Kantak K M, Riberdy A, Spealman R D
Department of Psychology, Boston University, MA 02215, USA.
Psychopharmacology (Berl). 1999 Dec;147(3):257-65. doi: 10.1007/s002130051165.
The growing abuse of cocaine combined with morphine-like opiates ("speedballs") in human addicts has prompted efforts to characterize the roles of different opioid receptor subtypes in mediating their combined effects. Previous drug discrimination studies in rats have been inconsistent in showing significant interactions between cocaine and opioid agonists in subjects trained to discriminate a relatively high dose of cocaine from vehicle. It is known, however, that the training dose of cocaine can play a key role in drug-substitution and drug-interaction profiles and, therefore, training rats to discriminate a relatively low dose of cocaine may influence its interactions with opioid agonists.
The objectives of this study were to examine the degree to which a relatively high (10 mg/kg) versus a relatively low (3.0 mg/kg) cocaine training dose influenced the interactions between cocaine and either the mu opioid agonist morphine or the kappa opioid agonist U50,488.
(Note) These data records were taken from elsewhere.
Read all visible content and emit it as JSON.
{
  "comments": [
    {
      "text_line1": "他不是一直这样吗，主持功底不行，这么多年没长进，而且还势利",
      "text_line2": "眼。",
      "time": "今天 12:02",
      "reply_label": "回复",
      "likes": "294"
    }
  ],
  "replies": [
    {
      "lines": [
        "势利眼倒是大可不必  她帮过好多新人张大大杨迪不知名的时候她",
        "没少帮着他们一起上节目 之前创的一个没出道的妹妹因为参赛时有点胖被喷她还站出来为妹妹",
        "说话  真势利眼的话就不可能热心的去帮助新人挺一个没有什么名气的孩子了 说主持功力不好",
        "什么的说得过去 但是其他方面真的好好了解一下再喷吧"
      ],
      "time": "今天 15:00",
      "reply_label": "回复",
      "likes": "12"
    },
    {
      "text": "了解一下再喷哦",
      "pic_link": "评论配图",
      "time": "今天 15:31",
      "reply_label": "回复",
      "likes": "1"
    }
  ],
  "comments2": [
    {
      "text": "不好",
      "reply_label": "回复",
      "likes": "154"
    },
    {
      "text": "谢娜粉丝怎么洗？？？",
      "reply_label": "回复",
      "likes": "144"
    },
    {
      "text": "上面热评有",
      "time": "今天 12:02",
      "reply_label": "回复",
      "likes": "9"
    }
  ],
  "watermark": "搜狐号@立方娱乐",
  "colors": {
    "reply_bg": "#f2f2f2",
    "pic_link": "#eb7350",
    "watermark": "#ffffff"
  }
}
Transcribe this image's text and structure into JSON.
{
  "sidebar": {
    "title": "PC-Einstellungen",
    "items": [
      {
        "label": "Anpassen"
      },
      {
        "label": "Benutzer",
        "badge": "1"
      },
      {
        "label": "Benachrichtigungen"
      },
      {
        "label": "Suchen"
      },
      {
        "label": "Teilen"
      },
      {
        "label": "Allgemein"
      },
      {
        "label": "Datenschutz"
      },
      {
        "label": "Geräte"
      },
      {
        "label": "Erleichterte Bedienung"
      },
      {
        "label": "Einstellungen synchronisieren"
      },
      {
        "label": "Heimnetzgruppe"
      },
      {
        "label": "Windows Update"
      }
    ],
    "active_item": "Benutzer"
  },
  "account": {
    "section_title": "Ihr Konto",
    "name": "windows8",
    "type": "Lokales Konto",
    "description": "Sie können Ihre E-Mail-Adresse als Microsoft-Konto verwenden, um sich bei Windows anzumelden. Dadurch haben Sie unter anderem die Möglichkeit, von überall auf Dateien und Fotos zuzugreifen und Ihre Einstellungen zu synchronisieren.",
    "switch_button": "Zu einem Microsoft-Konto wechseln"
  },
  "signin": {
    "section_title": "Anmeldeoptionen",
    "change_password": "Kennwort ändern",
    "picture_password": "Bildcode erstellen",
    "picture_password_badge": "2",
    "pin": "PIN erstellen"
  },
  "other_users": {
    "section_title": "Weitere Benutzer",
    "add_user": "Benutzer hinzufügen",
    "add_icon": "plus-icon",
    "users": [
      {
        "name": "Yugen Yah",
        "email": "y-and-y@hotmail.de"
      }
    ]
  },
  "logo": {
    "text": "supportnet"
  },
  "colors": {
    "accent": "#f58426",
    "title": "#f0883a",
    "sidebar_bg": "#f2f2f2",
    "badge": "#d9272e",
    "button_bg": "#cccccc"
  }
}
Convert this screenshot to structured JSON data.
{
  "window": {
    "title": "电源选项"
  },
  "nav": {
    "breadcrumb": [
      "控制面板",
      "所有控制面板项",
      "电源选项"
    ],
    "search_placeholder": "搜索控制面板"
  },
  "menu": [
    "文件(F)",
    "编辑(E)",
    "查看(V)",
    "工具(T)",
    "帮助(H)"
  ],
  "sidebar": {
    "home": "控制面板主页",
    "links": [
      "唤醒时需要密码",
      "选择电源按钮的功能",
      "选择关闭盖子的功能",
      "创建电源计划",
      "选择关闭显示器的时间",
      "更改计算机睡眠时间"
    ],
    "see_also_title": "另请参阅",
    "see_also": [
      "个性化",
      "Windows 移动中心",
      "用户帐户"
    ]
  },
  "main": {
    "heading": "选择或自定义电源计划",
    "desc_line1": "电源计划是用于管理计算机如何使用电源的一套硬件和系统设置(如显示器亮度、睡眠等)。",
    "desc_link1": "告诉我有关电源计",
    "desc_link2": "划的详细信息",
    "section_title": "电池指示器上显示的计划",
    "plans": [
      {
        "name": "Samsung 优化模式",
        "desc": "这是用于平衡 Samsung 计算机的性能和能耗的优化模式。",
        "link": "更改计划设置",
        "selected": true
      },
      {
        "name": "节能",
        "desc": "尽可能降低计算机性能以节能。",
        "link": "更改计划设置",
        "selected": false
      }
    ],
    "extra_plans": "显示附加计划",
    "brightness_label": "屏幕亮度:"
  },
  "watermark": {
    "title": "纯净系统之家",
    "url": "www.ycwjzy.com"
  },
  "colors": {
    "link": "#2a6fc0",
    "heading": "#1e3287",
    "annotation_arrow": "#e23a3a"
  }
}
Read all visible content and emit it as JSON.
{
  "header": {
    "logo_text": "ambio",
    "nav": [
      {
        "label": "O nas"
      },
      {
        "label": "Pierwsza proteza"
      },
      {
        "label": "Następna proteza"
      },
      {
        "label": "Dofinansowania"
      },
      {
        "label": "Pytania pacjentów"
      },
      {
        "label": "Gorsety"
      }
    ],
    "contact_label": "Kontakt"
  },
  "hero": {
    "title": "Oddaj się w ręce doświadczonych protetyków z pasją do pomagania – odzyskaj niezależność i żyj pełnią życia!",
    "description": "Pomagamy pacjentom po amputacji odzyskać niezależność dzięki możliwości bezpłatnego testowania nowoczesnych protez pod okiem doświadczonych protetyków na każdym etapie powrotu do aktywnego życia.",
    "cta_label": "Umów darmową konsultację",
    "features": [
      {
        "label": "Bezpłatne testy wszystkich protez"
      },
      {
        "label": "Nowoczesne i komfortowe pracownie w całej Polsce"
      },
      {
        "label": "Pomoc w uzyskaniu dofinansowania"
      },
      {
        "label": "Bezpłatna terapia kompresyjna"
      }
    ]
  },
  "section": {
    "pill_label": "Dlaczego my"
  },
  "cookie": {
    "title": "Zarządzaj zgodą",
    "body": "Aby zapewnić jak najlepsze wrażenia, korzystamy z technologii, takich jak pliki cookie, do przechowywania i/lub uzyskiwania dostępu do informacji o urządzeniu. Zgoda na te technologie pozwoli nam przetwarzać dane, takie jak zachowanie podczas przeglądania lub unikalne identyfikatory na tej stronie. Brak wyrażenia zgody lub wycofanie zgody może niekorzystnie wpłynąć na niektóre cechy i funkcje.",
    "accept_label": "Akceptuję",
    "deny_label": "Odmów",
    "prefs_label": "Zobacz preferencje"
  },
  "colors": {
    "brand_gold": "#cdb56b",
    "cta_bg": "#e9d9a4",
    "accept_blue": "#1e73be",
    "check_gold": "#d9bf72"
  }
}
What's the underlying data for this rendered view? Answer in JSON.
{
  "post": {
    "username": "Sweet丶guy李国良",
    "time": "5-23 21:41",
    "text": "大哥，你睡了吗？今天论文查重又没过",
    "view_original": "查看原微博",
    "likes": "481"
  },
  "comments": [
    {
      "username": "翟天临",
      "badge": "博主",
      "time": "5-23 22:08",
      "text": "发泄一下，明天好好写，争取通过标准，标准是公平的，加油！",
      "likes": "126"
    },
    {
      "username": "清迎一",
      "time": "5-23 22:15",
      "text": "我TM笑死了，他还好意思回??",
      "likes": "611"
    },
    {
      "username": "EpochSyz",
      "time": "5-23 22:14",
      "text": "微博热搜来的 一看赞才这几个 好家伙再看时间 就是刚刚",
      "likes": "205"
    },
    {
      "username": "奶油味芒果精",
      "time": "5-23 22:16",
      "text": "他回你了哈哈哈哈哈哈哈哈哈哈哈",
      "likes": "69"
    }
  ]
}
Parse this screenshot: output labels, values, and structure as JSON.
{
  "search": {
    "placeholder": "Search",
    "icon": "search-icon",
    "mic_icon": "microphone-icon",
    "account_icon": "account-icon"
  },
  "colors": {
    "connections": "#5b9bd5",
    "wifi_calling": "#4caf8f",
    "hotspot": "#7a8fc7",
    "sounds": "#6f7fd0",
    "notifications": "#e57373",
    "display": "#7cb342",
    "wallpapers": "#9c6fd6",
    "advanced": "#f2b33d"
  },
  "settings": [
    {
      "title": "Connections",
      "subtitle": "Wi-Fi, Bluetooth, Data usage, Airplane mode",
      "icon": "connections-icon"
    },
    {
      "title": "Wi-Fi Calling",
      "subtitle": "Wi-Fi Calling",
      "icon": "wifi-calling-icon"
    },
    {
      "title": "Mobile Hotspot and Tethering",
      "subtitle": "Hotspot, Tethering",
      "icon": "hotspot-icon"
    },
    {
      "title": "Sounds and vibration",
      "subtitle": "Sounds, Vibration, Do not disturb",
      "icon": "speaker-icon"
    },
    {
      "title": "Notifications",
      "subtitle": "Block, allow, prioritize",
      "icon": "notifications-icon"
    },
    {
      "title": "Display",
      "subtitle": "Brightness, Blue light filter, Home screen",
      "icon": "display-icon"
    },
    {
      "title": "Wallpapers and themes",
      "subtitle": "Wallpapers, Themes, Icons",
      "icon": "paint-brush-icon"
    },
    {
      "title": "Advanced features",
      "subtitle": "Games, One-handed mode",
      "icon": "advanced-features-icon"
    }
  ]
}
Substitution tests with cumulative doses of cocaine, morphine and U50,488 were conducted, as were studies in which selected doses of morphine or U50,488 were administered prior to cumulative doses of cocaine.
In substitution tests, cocaine was 2.9 times more potent under the low- than the high-dose training condition. Morphine substituted fully for cocaine in the majority of subjects trained to discriminate the low, but not the high, dose of cocaine. U50,488 engendered mainly saline-lever responses under both training conditions. In pretreatment studies, morphine enhanced and U50,488 attenuated the discriminative stimulus effects of cocaine in low-dose, but not high-dose, trained rats. In low-dose trained rats, cocaine was five- to eightfold more potent after morphine and three- to fourfold less potent after U50,488 pretreatments.
The results demonstrate that cocaine-opioid interactions are dependent on the training dose of cocaine in rats and suggest an opposing influence of mu and kappa opioid receptors in modifying the discriminative stimulus effects of cocaine.
在人类成瘾者中,可卡因与吗啡样阿片类药物(“速球”)的滥用日益严重,这促使人们努力确定不同阿片受体亚型在介导其联合效应中的作用。先前在大鼠身上进行的药物辨别研究在显示可卡因与阿片类激动剂之间的显著相互作用方面并不一致,这些研究是在训练大鼠从溶剂中辨别相对高剂量可卡因的实验对象中进行的。然而,已知可卡因的训练剂量在药物替代和药物相互作用谱中可以发挥关键作用,因此,训练大鼠辨别相对低剂量的可卡因可能会影响其与阿片类激动剂的相互作用。
本研究的目的是检验相对高剂量(10毫克/千克)与相对低剂量(3.0毫克/千克)的可卡因训练剂量在多大程度上影响可卡因与μ阿片激动剂吗啡或κ阿片激动剂U50,488之间的相互作用。
进行了可卡因、吗啡和U50,488累积剂量的替代试验,以及在累积剂量的可卡因之前给予选定剂量的吗啡或U50,488的研究。
在替代试验中,在低剂量训练条件下,可卡因的效力比高剂量训练条件下高2.9倍。在大多数训练来辨别低剂量而非高剂量可卡因的实验对象中,吗啡完全替代了可卡因。在两种训练条件下,U50,488主要引发盐水杠杆反应。在预处理研究中,吗啡增强了低剂量训练大鼠而非高剂量训练大鼠中可卡因的辨别刺激效应,而U50,488则减弱了这种效应。在低剂量训练的大鼠中,吗啡预处理后可卡因的效力提高了五至八倍,而U50,488预处理后可卡因的效力降低了三至四倍。
结果表明,可卡因与阿片类药物的相互作用取决于大鼠体内可卡因的训练剂量,并提示μ和κ阿片受体在改变可卡因辨别刺激效应方面具有相反的影响。